Brown herself titled a 2002 lecture kicking off the annual Northwestern University Medill School of Journalism's Gertrude and G.T. Crane Jr. Lecture Series, "No Background, No Talent, No Experience...Making a Magazine Take Off". Apparently this woman has no illusions about what she's good at and no idea how decidedly un-feminist it has always been to refer to women as "sexual creatures", in other words a nice old southern lady with outdated ideas who means well.

With a talent for writing sprightly prose and no understanding of feminist theory or any apparent training in critical thinking, Helen Gurley Brown found her niche talking about pre-marital sex to a society that had very little to say about "it", despite a sexual revolution and a women's movement which would eventually challenge all of that society’s assumptions. That she started talking about sex only from the safety of a recent marriage to a wealthy motion picture producer seems in keeping with her kind of feminism. I think of it as feminism with one's legs crossed: a desire to have a self and be respected individually which is undermined by a terrible and unacknowledged fear of male disapproval.

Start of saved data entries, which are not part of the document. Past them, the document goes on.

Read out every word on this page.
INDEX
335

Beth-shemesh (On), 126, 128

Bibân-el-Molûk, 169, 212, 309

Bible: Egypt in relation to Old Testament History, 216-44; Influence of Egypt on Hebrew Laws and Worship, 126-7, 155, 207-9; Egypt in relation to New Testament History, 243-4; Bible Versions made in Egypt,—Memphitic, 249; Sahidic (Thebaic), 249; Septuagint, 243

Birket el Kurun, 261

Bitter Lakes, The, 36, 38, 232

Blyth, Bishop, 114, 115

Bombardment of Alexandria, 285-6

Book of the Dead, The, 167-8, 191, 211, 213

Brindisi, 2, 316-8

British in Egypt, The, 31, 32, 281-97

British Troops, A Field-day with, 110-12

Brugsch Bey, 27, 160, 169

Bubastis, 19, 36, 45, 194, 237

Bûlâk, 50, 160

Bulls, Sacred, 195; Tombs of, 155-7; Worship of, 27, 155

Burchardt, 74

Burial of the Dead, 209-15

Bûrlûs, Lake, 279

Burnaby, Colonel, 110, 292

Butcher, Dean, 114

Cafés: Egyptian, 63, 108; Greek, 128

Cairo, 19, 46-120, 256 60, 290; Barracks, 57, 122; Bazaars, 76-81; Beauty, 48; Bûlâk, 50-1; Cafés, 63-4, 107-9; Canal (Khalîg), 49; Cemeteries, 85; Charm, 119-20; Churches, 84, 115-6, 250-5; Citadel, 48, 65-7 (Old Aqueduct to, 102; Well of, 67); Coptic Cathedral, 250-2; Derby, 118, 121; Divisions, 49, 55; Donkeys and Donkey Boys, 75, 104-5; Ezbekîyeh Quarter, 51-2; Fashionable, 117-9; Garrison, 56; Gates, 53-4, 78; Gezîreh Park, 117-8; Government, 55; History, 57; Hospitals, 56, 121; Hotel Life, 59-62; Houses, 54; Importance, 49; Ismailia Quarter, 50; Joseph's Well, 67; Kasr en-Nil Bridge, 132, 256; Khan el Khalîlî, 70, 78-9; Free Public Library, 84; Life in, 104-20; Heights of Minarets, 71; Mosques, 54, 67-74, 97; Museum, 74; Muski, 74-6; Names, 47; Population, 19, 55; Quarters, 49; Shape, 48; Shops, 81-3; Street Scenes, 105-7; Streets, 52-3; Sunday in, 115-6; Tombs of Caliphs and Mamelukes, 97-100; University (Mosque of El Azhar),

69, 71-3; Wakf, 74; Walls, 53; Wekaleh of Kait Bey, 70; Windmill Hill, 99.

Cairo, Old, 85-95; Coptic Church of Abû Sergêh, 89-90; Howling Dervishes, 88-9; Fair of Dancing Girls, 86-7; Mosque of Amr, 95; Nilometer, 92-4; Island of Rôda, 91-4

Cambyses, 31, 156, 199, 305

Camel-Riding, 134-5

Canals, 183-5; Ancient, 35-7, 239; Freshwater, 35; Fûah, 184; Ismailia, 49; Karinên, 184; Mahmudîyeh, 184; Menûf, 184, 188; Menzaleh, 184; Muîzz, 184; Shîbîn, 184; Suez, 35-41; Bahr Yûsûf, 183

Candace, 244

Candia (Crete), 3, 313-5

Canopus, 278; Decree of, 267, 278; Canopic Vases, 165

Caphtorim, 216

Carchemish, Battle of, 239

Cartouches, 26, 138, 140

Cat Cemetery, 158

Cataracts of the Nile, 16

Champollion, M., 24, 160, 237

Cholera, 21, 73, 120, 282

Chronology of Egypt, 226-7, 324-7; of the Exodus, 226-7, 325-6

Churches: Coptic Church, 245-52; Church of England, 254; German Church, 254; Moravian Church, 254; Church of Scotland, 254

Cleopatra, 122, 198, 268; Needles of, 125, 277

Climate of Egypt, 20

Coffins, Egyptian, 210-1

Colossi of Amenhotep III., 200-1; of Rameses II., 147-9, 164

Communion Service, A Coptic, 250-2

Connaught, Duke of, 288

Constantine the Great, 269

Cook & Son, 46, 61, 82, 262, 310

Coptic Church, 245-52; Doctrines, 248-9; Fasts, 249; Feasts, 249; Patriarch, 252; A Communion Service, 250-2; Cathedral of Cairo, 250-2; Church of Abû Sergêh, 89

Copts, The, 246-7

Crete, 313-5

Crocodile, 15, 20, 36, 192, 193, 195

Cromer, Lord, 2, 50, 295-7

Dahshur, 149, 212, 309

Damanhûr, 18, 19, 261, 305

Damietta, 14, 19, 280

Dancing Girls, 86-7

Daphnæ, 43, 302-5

Simply stated this variation on feminism represents the sexualization and mainstream co-opting of the women's movement. It is the normalization of the sexual revolution and the cheapening of all the ideals behind the rights and freedoms women were originally fighting for. Brown's book Sex and the Single Girl alternated between advocating the single girl using sex as a way of getting ahead at work and the single girl using work as a way of meeting men.

So which is it? Probably which ever will sell the most magazines.

In the first 10 years of Cosmopolitan's existence under Brown's editorship, Naomi Woolf compared it to "a woman-run social service", dedicated to its middle-class readers and running articles on everything from do-it-yourself home repairs and book reviews. With Brown herself married and aging, her ideas about sex and the single girl had to age as well. They could not keep up with the changing times, and due to Brown’s warped perspective on modern life, Cosmo declined into the current shapeless, sanitized, commercialized, self-conscious, ridiculous, grotesquely over-sexualized image of femininity it propagates today.